The delays are impacting chip sets based on global positioning system (GPS) technology. These chip sets--which are supposed to be embedded in every cellular phone--are designed to provide an exact location of an emergency 911 caller from a handset.
However, the two leading suppliers of GPS chips for E911 deployments--SiRF Technology Inc. and Qualcomm Inc.--separately charge that its competitor's parts cannot meet the rigid E911 specifications. The situation threatens to possibly delay deployment of the technology in the U.S. market by at least one year.
This could be another serious setback for the much-delayed technology. After delaying E911 wireless services last year, U.S. carriers are now supposed to deploy the technology by October, according to a mandate from the Federal Communications Commission. The FCC mandate says this location information must be accurate to within 125 meters at least 67% of the time.

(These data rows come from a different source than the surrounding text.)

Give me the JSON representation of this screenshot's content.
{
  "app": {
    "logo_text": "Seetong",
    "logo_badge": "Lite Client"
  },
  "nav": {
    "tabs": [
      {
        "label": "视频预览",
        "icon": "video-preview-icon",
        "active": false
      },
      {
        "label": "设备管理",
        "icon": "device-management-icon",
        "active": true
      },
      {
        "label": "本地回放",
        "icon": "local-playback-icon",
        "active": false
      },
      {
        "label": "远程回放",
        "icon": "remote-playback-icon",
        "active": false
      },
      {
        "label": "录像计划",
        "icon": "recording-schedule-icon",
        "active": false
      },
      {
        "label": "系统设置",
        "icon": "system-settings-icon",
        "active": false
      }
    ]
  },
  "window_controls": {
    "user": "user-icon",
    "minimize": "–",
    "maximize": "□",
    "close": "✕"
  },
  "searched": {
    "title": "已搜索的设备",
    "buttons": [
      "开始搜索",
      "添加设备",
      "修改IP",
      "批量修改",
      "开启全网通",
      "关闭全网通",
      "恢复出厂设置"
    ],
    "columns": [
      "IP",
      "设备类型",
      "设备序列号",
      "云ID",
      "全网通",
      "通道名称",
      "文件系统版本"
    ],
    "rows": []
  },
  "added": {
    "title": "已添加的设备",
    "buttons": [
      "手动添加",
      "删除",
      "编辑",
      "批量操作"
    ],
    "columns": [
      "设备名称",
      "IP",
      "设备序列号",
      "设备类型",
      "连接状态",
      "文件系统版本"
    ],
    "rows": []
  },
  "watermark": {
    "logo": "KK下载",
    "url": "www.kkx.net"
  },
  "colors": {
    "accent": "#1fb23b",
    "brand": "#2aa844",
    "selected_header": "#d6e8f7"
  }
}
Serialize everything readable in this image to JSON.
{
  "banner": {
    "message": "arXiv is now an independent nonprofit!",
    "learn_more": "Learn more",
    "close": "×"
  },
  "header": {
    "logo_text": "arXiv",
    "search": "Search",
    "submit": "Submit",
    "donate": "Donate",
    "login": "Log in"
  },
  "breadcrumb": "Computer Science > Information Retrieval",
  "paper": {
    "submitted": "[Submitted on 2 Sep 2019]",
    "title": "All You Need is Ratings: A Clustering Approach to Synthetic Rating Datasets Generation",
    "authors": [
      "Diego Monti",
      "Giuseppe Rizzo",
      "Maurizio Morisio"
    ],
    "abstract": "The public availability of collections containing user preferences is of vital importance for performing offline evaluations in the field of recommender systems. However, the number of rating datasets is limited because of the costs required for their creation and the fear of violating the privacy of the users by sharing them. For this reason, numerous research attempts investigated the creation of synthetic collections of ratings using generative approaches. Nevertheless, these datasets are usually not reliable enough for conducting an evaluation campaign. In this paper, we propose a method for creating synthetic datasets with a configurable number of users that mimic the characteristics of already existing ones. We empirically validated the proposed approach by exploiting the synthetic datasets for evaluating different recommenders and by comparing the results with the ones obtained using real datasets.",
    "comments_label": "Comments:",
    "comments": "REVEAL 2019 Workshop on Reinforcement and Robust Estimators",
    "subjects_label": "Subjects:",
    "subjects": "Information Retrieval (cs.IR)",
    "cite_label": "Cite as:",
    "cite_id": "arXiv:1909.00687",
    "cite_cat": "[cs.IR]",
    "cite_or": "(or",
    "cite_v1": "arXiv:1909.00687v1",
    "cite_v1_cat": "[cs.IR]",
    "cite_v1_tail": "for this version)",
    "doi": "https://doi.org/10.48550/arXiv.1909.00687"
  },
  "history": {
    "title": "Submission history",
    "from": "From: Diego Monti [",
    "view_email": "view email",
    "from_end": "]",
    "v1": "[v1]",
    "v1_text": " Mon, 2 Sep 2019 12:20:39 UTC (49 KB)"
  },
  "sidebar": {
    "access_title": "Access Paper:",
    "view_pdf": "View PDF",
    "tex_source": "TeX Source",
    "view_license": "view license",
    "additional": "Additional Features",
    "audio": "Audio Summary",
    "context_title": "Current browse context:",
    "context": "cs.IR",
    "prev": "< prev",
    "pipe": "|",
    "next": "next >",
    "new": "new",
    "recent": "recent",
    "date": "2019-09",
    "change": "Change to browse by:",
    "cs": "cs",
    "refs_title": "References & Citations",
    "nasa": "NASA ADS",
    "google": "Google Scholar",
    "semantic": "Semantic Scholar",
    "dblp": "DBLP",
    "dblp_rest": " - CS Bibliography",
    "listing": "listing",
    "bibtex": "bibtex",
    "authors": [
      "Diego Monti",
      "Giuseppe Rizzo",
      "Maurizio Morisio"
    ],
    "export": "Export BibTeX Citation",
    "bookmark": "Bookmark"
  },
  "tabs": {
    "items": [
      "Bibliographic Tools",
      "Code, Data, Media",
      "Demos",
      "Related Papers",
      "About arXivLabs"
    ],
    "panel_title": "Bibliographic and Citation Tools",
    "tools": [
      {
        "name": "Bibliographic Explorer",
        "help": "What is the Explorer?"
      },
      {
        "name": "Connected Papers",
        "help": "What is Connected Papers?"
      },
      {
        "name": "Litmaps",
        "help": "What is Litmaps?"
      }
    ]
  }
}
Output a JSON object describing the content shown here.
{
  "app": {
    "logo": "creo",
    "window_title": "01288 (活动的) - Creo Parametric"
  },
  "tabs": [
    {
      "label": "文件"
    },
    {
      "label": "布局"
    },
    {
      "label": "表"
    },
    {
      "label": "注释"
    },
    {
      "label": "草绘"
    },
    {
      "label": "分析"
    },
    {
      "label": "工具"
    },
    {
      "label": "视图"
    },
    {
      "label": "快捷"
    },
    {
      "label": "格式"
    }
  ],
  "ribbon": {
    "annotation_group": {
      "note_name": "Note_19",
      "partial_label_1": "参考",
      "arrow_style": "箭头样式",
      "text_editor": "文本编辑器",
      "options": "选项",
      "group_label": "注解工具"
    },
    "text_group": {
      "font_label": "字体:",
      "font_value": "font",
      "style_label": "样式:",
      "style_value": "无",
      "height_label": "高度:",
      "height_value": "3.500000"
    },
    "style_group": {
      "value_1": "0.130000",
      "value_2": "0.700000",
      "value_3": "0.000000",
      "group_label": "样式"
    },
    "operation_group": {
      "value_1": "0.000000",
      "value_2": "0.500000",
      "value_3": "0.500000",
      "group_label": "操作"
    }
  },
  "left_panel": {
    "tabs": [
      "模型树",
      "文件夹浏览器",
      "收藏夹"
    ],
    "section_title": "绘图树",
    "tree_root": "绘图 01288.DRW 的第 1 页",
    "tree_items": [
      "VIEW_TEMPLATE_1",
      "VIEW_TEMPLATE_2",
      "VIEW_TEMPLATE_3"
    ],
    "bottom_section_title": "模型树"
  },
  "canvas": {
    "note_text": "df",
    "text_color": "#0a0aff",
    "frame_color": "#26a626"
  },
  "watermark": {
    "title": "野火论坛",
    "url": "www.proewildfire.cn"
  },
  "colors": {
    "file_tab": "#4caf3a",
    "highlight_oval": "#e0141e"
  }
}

But some believe it will take two to four years before E911 services will be offered as a standard feature for handsets in the U.S. market, due in part to the complexity of the technology, according to analysts. GPS technology has a poor track record in indoor settings, urban canyons, and other locations, analysts said.
As a result, few--if any--of the major U.S. carriers will deploy E911 services by the October deadline, according to analysts. And only two of the six major U.S. carriers have actually committed to a GPS-based technology for their E911 deployments, analysts said.
Sprint and Nextel have announced their E911 plans, but AT&T, Cingular, VoiceStream, and Verizon reportedly have not revealed their technology roadmaps or deployments for this technology.
Carriers face some difficult decisions in this technology. Basically, there are two types of E911 technologies, including a network-based system and handset-based approach. There is also a hybrid approach as well.
Executives from the two GPS chip rivals--SiRF and Qualcomm--agree that E911 will take off in stages over time. But the technology will not be offered to the masses in the United States by the October deadline.
Some but not all U.S. carriers have begun to place orders for E911-enabled handsets to meet the October deadline. But the U.S. carriers that are jumping on the bandwagon could take from "six months to a year" to deploy this technology, said Kanwar Chadha, vice president of marketing for GPS-chip maker SiRF in San Jose.
"E911 is becoming a reality," Chandha said. "We expect the market will shift towards E911 services starting next year."
SiRF is one the major suppliers of GPS chips for E911 services. The company's radio-frequency (RF) chips are embedded into the cellular-phone. Then, the handset enables GPS services via satellite transmissions.
The San Jose company claims its architecture is superior to its competitors, most notably Qualcomm's SnapTrack Inc. subsidiary. In fact, SiRF's investors include Nokia, Ericsson, and other, which are reportedly integrating SiRF's chip sets into their respective handsets.
"We handle all of the positioning functions from the handset," Chandha said. "SnapTrack's technology is dependent on the network. SnapTrack's technology does provide E911 services, but it only handles the positioning functions on an infrequent basis," he claimed.
Not surprisingly, Qualcomm disagreed. "We have the only technology that meets the E911 mandate," claimed Johan Lodenius, senior vice president of marketing and product management for Qualcomm's CDMA Technologies, the semiconductor and software arm for the San Diego-based company.
SiRF's technology "doesn't meet the specifications for E911," Lodenius said. "Chip set solutions simply don't work."
The SnapTrack software technology is incorporated in Qualcomm's chip sets, which are designed for use in handsets based on code-division multiple access (CDMA) technology.
When SnapTrack's technology is activated, the wireless network sends an estimate of the location of the handset to a server. The server informs the handset which GPS satellites are in its area, and the handset takes a "snapshot" of the GPS signal. Then, it calculates its distance from all satellites in view and sends this information back to the server.